Yvonne Nolan is Professor in Neuroscience, a Science Foundation Ireland Investigator and an Investigator in APC Microbiome Ireland, University College Cork (UCC). She leads a research team investigating the impact of inflammation and lifestyle influences such as exercise, stress and diet on brain plasticity, gut health, mental health and memory throughout the lifespan, especially during adolescence and middle age. She is a cell, animal model and translational neuroscientist. She has secured research funding as Lead PI from Science Foundation Ireland, Reta Lila Weston Trust, Marigot Ltd, Irish Research Council and Vasogen Inc., Canada. She was consortium lead on a European Centres of Excellence in Neurodegeneration (COEN) project. She has extensive experience of graduate education, supervision, and mentoring, having supervised >40 Early Career Scientists. Yvonne is Vice Head of Graduate Studies in Medicine and Health at UCC, where she has strategic oversight of education for doctoral degrees in the health sciences. Yvonne graduated from NUI, Galway with a BSc in Biochemistry and a PhD in Neuropharmacology. She was a visiting fellow at McGill University Montreal, Canada and held postdoctoral positions in Trinity College, Dublin before joining UCC as academic staff.
Sebastian Dohm-Hansen is a PhD student in the Department of Anatomy and Neuroscience, University College Cork. He holds BSc’s in Psychology and Molecular Biology from Lund University, Sweden, and a MSc in Neuroscience from King’s College London, UK. Throughout his time in academia, Sebastian has specialized in the science of memory, adult neurogenesis, psychiatric genetics, aging, and exercise. His main interest lies in bioinformatics and data science. Prior to all of this, he dabbled in music.
Sunil Bhar is Professor of Clinical Psychology at Swinburne University of Technology. He is Director of the Swinburne Wellbeing Clinic for Older Adults, a free counselling service for aged care residents. He is a clinical psychologist and has won more than $8M in grants as chief investigator focused on mental health programs for older adults. His research and contribution to practice has been recognised through several awards. In 2014, he was awarded the Alastair Heron Prize for excellence in ageing research and practice by the Australian Psychology Society. In 2015, he was awarded a citation for outstanding contribution to student learning in geropsychology by the Office of Learning and Teaching. In 2018, he won the Swinburne Dean’s award for research, and in 2019, he won Swinburne’s research impact award. Alongside his research and teaching activities, Professor Bhar has maintained a clinical practice for 30 years.
Adjunct Professor Tanya Davison is a Clinical Psychologist, with a research and clinical background in mental health, and a particular interest in designing and evaluating psychological interventions to facilitate positive outcomes for individuals and lead to practice changes within healthcare and aged care systems.

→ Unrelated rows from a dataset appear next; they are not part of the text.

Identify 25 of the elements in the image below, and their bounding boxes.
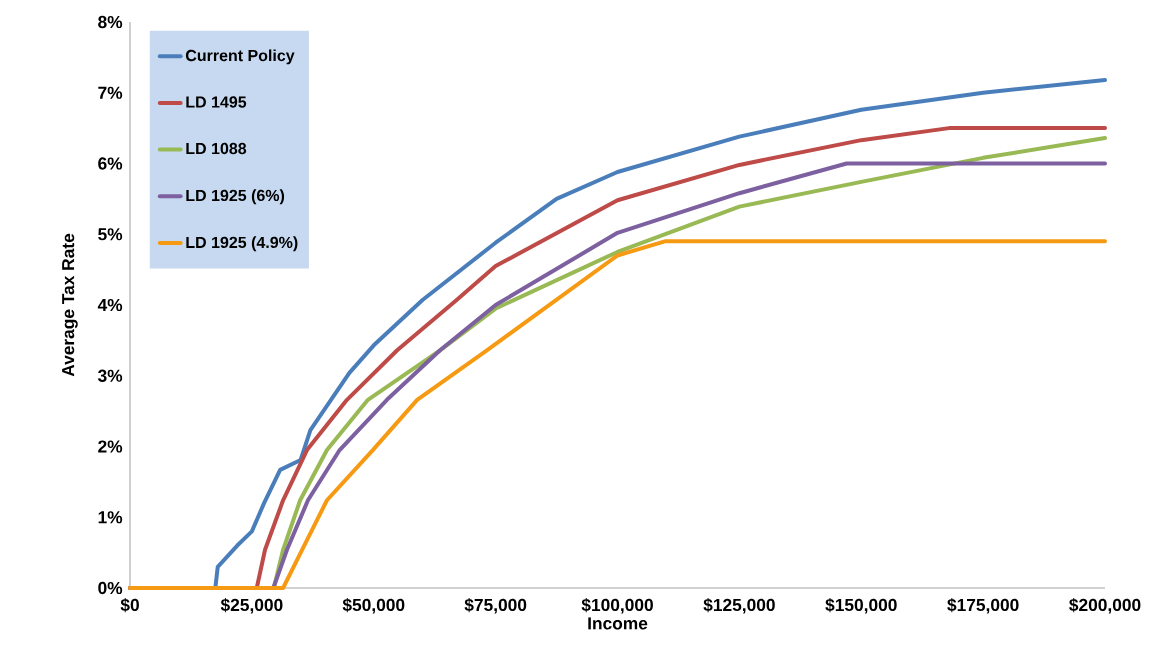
y-tick-label: 8% <box>98 15 123 29</box>
x-tick-label: $25,000 <box>220 598 283 614</box>
legend-label: LD 1495 <box>186 96 247 108</box>
y-tick-label: 6% <box>98 157 123 170</box>
x-tick-label: $150,000 <box>825 598 897 614</box>
x-axis-title: Income <box>588 617 648 630</box>
y-tick-label: 1% <box>98 511 123 524</box>
x-tick-label: $200,000 <box>1069 598 1141 614</box>
y-tick-label: 2% <box>98 440 123 453</box>
x-tick-label: $50,000 <box>342 598 405 614</box>
legend-label: LD 1925 (4.9%) <box>186 236 298 252</box>
legend-label: Current Policy <box>185 49 295 65</box>
x-tick-label: $175,000 <box>947 598 1019 614</box>
x-tick-label: $75,000 <box>464 598 527 614</box>
x-tick-label: $125,000 <box>703 598 775 614</box>
y-tick-label: 3% <box>97 369 123 382</box>
y-tick-label: 0% <box>98 581 123 595</box>
x-tick-label: $100,000 <box>581 598 653 614</box>
y-tick-label: 4% <box>97 298 123 312</box>
x-tick-label: $0 <box>120 598 139 613</box>
y-tick-label: 7% <box>98 86 123 99</box>
y-tick-label: 5% <box>98 228 123 241</box>
legend-label: LD 1088 <box>186 142 247 155</box>
legend-label: LD 1925 (6%) <box>186 189 285 205</box>
y-axis-title: Average Tax Rate <box>62 233 78 377</box>
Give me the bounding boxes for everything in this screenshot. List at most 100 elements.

The intestinal epithelium offers the first interaction between commensal bacteria, pathogens and our bodies’ largest immune system. Inappropriate immune responses drive inflammatory bowel disease (IBD) or excessive inflammation during infection. My research focuses on the epithelial enteroendocrine cells (EECs), which release peptide hormones in response to nutrients allowing their efficient digestion. EEC alterations are strongly associated with inflammation, yet the possibility of interactions between our gut’s endocrine and immune systems remains overlooked. Understanding the mechanistic cross-talk between enteroendocrine and immune cells will identify the immunoendocrine axis as a key feature of intestinal health which could be therapeutically targeted during disease.